Yapmak istediğin şeyi yap. Bunun ne olduğunu bilmiyorsan ne yapacaksın? Yapmak istemediğin işlerin hepsini yap, aralarından en az yapmak istemediğini seç. Hayır. Bu o değil. Bu da o değil.

Çocukluğumda bir Abdullah amca vardı. Lağımları temizlediğini biliyorum. Kocaman bir adamdı, cildinin rengi de zenciye benzerdi. Nedense motivasyon hikayelerini dinlerken hep bu adam aklıma gelir. Bir insanı onun yaptığı işe nasıl motive edebilirsin? Ne söylemen gerek?

Kişisel gelişim laflarının zaten yeterince gelişmiş insanlara hitap ettiğini düşünmeye başladım. Gelişmiş ama bundan memnun olmamış. Yapabileceği halde kendine bahane üreten, aslında başarı istemediği halde hasbelkader başarılı olmuş veyahut bundan utanan, sıkılan insanlara, durup, istediğiniz gibi yaşayın demenin, neresi gelişim acaba?

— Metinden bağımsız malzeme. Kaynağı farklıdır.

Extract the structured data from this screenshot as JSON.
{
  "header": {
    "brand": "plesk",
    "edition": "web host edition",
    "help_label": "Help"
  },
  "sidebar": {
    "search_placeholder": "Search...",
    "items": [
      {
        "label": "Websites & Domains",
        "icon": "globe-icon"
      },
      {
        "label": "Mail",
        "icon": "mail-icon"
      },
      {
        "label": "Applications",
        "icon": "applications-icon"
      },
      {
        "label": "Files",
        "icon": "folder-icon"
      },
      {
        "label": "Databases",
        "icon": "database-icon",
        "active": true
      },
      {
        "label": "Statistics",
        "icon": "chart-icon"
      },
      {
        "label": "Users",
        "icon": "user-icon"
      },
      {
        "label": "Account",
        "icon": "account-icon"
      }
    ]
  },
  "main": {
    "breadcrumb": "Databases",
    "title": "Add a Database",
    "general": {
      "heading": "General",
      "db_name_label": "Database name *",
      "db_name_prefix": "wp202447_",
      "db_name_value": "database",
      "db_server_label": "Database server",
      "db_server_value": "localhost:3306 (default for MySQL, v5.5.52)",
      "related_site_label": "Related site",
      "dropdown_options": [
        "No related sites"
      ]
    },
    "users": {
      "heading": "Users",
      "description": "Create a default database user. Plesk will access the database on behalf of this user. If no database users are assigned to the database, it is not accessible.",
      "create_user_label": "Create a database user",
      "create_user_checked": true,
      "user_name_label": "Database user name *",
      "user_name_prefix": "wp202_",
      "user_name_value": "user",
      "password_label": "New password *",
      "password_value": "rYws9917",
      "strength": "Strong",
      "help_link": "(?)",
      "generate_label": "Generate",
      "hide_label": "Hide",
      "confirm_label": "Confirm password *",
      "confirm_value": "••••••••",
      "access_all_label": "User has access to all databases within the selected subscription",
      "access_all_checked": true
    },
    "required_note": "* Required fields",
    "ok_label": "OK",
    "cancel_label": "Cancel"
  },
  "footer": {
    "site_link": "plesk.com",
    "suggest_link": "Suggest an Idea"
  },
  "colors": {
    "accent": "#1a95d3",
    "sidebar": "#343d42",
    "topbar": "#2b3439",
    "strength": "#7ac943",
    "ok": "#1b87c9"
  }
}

Bazı pratik öneriler var. Gününü nasıl geçireceğini bilmen, hayatının nereye gittiği hakkında bir fikrinin olması, bir mesleği hakkıyla yapabilmen lazım. Bunlar doğru. Parayı nasıl kullanacağını, kazandığından fazla harcamamayı da öğrenmen gerek. Hayat insana ufak ayrıntılar da öğretiyor bu konuda, bankalara bulaşmamayı mesela, kendini nasıl pazarlaman gerektiğini, hangi insanlarla çalışmanın iyi, hangileriyle zor olduğunu. Ancak bunların hiçbiri, hemen hiçbiri çok karmaşık meseleler değil. Okulda öğrenilen cinsten diferansiyel denklem veya Hegel metafiziği gibi konular değil.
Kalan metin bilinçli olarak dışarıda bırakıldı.